Transcriptional Regulation of the Pregnancy-Specific Glycoprotein 5 Gene. Role of the Ubiquitous Sp1 Transcription Factor

NORES, R.; BLANCHON, L.; PATRITO, L.C.; SAPIN, V.; PANZETTA-DUTARI, G.

Villa Carlos Paz

Congreso; XXXVIII Reunión Anual de la Sociedad Argentina de Investigación en Bioquímica y Biología Molecular (SAIB); 2002

Sociedad Argentina de Investigación en Bioquímica y Biología Molecular (SAIB)

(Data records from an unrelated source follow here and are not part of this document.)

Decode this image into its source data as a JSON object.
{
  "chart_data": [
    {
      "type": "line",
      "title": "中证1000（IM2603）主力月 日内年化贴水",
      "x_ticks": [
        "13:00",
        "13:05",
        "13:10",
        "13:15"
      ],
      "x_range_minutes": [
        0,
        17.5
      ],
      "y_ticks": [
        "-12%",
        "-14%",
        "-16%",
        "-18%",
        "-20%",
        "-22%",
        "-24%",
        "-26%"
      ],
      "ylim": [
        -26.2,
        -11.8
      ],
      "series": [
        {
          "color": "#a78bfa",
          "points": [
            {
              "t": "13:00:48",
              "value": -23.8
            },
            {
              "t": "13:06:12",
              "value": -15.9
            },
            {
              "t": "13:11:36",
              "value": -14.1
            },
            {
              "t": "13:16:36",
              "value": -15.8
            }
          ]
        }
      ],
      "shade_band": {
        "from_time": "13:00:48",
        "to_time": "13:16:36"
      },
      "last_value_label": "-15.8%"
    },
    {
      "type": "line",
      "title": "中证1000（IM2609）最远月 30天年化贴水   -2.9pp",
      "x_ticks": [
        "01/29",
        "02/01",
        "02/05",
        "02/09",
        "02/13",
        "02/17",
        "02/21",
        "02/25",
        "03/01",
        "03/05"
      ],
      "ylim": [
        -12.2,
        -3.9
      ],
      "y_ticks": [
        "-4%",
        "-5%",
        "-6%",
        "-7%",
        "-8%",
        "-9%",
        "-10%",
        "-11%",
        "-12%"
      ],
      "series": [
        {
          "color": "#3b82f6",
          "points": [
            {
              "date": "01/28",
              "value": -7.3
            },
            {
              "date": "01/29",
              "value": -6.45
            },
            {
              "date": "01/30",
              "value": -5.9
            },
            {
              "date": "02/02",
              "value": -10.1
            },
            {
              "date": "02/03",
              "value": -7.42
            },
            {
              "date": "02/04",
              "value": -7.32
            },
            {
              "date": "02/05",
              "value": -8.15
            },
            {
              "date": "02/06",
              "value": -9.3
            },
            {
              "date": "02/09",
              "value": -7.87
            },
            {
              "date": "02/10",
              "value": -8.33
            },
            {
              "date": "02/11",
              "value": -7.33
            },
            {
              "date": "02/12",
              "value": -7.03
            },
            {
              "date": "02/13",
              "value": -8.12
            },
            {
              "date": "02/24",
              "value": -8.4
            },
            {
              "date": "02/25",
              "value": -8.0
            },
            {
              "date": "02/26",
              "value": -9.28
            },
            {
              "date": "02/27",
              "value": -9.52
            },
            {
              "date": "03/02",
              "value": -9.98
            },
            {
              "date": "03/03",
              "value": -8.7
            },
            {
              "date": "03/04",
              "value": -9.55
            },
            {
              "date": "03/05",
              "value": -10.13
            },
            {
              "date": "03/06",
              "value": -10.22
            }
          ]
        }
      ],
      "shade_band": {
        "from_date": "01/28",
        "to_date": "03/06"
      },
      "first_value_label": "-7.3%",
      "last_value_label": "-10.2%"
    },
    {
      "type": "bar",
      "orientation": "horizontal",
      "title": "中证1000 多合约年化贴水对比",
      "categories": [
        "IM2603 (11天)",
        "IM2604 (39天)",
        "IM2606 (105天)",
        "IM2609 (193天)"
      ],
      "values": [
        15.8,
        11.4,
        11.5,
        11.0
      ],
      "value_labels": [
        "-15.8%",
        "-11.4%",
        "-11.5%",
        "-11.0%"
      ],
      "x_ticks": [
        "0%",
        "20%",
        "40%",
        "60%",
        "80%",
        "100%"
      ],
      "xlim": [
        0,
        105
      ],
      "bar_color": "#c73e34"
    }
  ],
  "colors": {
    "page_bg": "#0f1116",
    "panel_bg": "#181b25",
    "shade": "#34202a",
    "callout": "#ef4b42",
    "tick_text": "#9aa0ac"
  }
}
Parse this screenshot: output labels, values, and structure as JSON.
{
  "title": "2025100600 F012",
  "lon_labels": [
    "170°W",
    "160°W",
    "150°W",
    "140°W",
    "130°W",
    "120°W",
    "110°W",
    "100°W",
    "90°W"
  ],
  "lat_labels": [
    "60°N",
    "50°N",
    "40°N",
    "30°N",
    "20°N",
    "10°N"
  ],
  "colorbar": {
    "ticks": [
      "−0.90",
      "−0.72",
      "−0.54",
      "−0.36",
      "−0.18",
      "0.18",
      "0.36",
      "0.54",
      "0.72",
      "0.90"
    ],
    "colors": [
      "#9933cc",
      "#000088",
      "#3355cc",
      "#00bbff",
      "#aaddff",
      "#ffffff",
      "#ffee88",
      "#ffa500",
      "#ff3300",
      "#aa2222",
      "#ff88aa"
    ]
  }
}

The human pregnancy-specific glycoprotein 5 gene (PSG5) expression is maximal in placenta and is regulated mainly during transcription. Its minimal promoter lacks TATA-box but contains a GC-like box acting as a core promoter element (CPE), which is active in both PSG-producing and non-producing cell lines. The proximal 5´ regulatory region bears at least two positive (FP1 and FP2) and two negative (FP3 and FP4) cis-acting elements recognized by placental and non-placental nuclear proteins. To get further insight into the regulatory factors involved in PSG gene expression, we have now investigated the nature of the transcription factors that recognize the CPE and the FP1 cis elements in placenta and COS7 cells, which do not express endogenous PSG genes. Gel-shift, supergel-shift, UV-crosslinking and southwestern-blot experiments clearly demonstrate that the ubiquitous Sp1 protein is the major transcription factor involved in complex formation with both cis-acting elements. Furthermore, transfection experiments indicated that Sp1 is able to transactivate PSG5 promoter constructs in COS7 and SL2 cell lines. In addition, we show that Sp1 is indeed co-expressed with PSG genes in the syncytiotrophoblast cells, stressing its potential role in vivo. We propose that the interaction of the Sp1 ubiquitous factor with other transcription factors is involved in the tissue-specific regulation of PSG5 gene.